Temari grew up and she didn't always have the time to dance, train in the desert. She had to go to her father' s councils. She was not allowed to say anything and had to bite her tongue until it bled to refrain from saying what she thought. Her father did not care for Suna's shinobi, he did not care for Suna's people, he only cared for Suna' s pride she realized at that time. Sometimes she couldn't stop herself and protested with sound, logical arguments because her father hated "useless sentimentalism". She got punished anyway. She repeated her arguments to her teacher and some of the chunin which she knew were weaker than her. And they nodded jerkily. More and more people knew she was right.

Her father caught wind of it. He punished her but that was nothing new. He sent her on a long, difficult mission. She came back even stronger. She was informed that her brother had been sent on a mission to, he barely came back alive. Waiting in the hospital room for Kankuro to wake up she realized how selfish she had been. She promised Kankuro to be obedient now, he asked her not to be in his quiet voice. She went to her father and promised to follow his orders from now on. The desert wind had stilled.

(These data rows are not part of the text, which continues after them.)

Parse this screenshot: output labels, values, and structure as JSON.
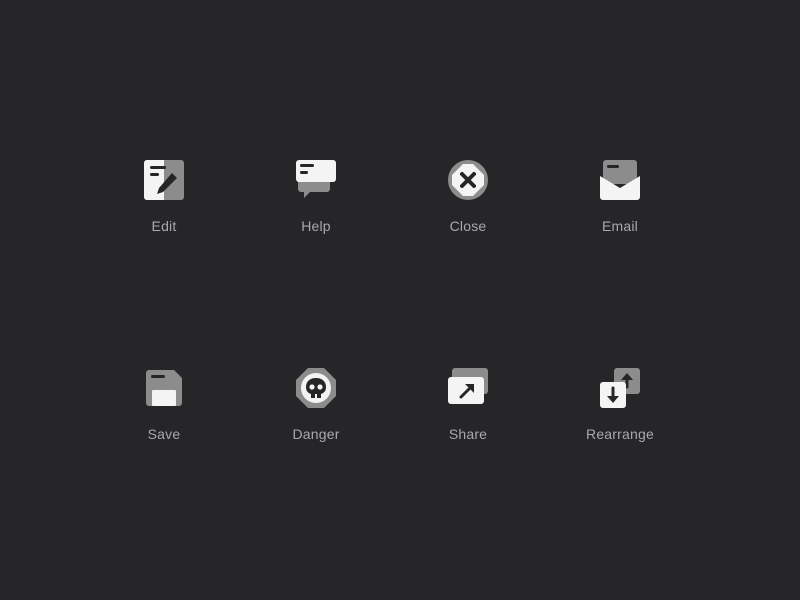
{
  "colors": {
    "background": "#262628",
    "icon_light": "#f4f4f4",
    "icon_mid": "#8c8c8c",
    "icon_dark": "#262628",
    "label": "#a9a9ab"
  },
  "icons": [
    {
      "key": "edit",
      "label": "Edit",
      "icon": "edit-icon"
    },
    {
      "key": "help",
      "label": "Help",
      "icon": "help-icon"
    },
    {
      "key": "close",
      "label": "Close",
      "icon": "close-icon"
    },
    {
      "key": "email",
      "label": "Email",
      "icon": "email-icon"
    },
    {
      "key": "save",
      "label": "Save",
      "icon": "save-icon"
    },
    {
      "key": "danger",
      "label": "Danger",
      "icon": "danger-icon"
    },
    {
      "key": "share",
      "label": "Share",
      "icon": "share-icon"
    },
    {
      "key": "rearrange",
      "label": "Rearrange",
      "icon": "rearrange-icon"
    }
  ]
}
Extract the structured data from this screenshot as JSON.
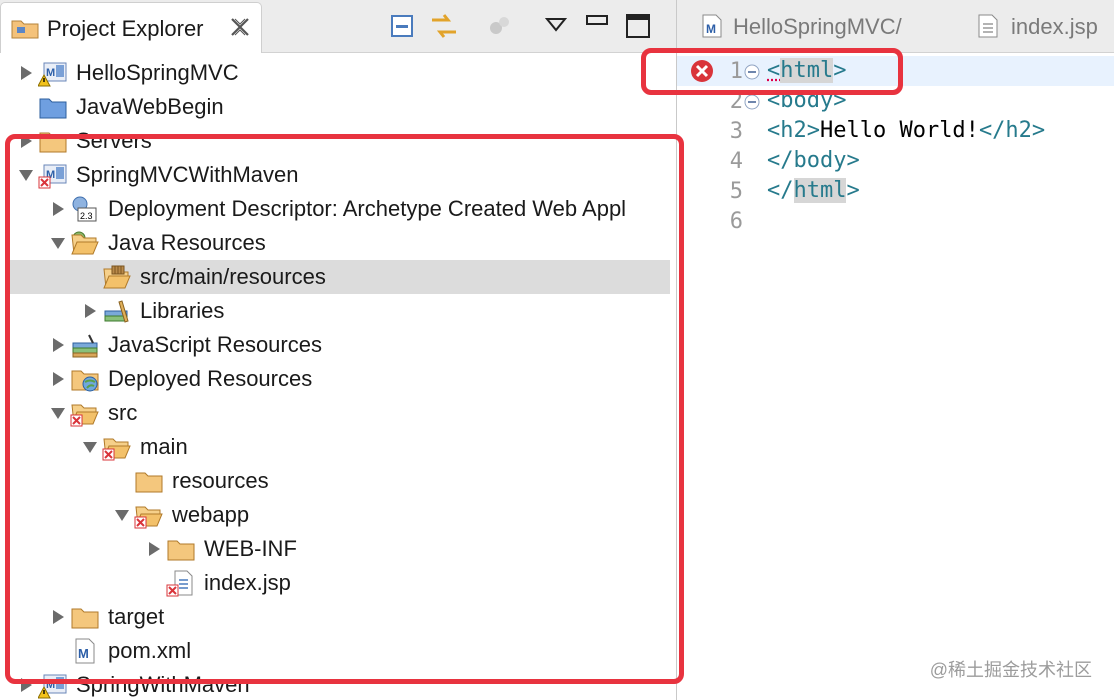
{
  "explorer": {
    "tab_title": "Project Explorer",
    "tab_icon": "project-explorer-icon",
    "close_icon": "close-icon",
    "toolbar_icons": [
      "collapse-all-icon",
      "link-with-editor-icon",
      "focus-icon",
      "view-menu-icon",
      "minimize-icon",
      "maximize-icon"
    ]
  },
  "tree": [
    {
      "label": "HelloSpringMVC",
      "icon": "maven-project-warning-icon",
      "expanded": false,
      "has_children": true
    },
    {
      "label": "JavaWebBegin",
      "icon": "project-folder-icon",
      "expanded": false,
      "has_children": false
    },
    {
      "label": "Servers",
      "icon": "folder-icon",
      "expanded": false,
      "has_children": true
    },
    {
      "label": "SpringMVCWithMaven",
      "icon": "maven-project-error-icon",
      "expanded": true,
      "has_children": true
    },
    {
      "label": "Deployment Descriptor: Archetype Created Web Appl",
      "icon": "deployment-descriptor-icon",
      "expanded": false,
      "has_children": true
    },
    {
      "label": "Java Resources",
      "icon": "java-resources-icon",
      "expanded": true,
      "has_children": true
    },
    {
      "label": "src/main/resources",
      "icon": "source-folder-icon",
      "expanded": false,
      "has_children": false,
      "selected": true
    },
    {
      "label": "Libraries",
      "icon": "libraries-icon",
      "expanded": false,
      "has_children": true
    },
    {
      "label": "JavaScript Resources",
      "icon": "javascript-resources-icon",
      "expanded": false,
      "has_children": true
    },
    {
      "label": "Deployed Resources",
      "icon": "deployed-resources-icon",
      "expanded": false,
      "has_children": true
    },
    {
      "label": "src",
      "icon": "folder-error-icon",
      "expanded": true,
      "has_children": true
    },
    {
      "label": "main",
      "icon": "folder-error-icon",
      "expanded": true,
      "has_children": true
    },
    {
      "label": "resources",
      "icon": "folder-icon",
      "expanded": false,
      "has_children": false
    },
    {
      "label": "webapp",
      "icon": "folder-error-icon",
      "expanded": true,
      "has_children": true
    },
    {
      "label": "WEB-INF",
      "icon": "folder-icon",
      "expanded": false,
      "has_children": true
    },
    {
      "label": "index.jsp",
      "icon": "jsp-file-error-icon",
      "expanded": false,
      "has_children": false
    },
    {
      "label": "target",
      "icon": "folder-icon",
      "expanded": false,
      "has_children": true
    },
    {
      "label": "pom.xml",
      "icon": "maven-pom-file-icon",
      "expanded": false,
      "has_children": false
    },
    {
      "label": "SpringWithMaven",
      "icon": "maven-project-warning-icon",
      "expanded": false,
      "has_children": true
    }
  ],
  "editor": {
    "tabs": [
      {
        "label": "HelloSpringMVC/",
        "icon": "maven-pom-file-icon"
      },
      {
        "label": "index.jsp",
        "icon": "jsp-file-icon"
      }
    ],
    "lines": [
      {
        "num": "1",
        "tokens": [
          {
            "t": "<",
            "c": "tag"
          },
          {
            "t": "html",
            "c": "tag"
          },
          {
            "t": ">",
            "c": "tag"
          }
        ],
        "error": true,
        "fold": true
      },
      {
        "num": "2",
        "tokens": [
          {
            "t": "<body>",
            "c": "tag"
          }
        ],
        "fold": true
      },
      {
        "num": "3",
        "tokens": [
          {
            "t": "<h2>",
            "c": "tag"
          },
          {
            "t": "Hello World!",
            "c": "txt"
          },
          {
            "t": "</h2>",
            "c": "tag"
          }
        ]
      },
      {
        "num": "4",
        "tokens": [
          {
            "t": "</body>",
            "c": "tag"
          }
        ]
      },
      {
        "num": "5",
        "tokens": [
          {
            "t": "</",
            "c": "tag"
          },
          {
            "t": "html",
            "c": "tag"
          },
          {
            "t": ">",
            "c": "tag"
          }
        ]
      },
      {
        "num": "6",
        "tokens": []
      }
    ]
  },
  "watermark": "@稀土掘金技术社区",
  "colors": {
    "annotation_red": "#e8333f",
    "tag": "#267a8c",
    "error_red": "#d9343a",
    "selection": "#dcdcdc"
  }
}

When Temari was thirteen she was more calm and rarely got punished anymore. She loved her siblings but feared them too. She was good at pretending they were only her fellow sand-shinobies. Kankuro got louder as if to fill the blank and he got punished from time to time. But Kankurro had never known the freedom of the desert and learnt its fair but bitter lessons. He knew some things were wrong but he didn't see like Temari did. When they got their mission: infiltrate the chunin exam in Konoha and help the surprise attack against the leaf, he accepted because they would be together and they would be able to prove themselves outside of their father' s influence. Temaro bit her tongue and did not say that attacking the leaf was stupid. The leaf was no threat for them. On the one hand the desert protected Suna from the land of fire but on the other the wind could not force its way through Konoha's deep forests. Why risk such a long standing peace? Why endanger their shinobi? Why burden their citizens with the consequences of disrupting their exchanges with their main trade partners. After all crop does not grow in the desert but it does in the large fields that stretch themselves beyond the deep forests of the fire-nation's border.

Temari bit her tongue. She was only thirteen, a genin and her father's soldier. In her room in Konoha she went over the battle strategy instead of wondering if her brothers would survive the fight.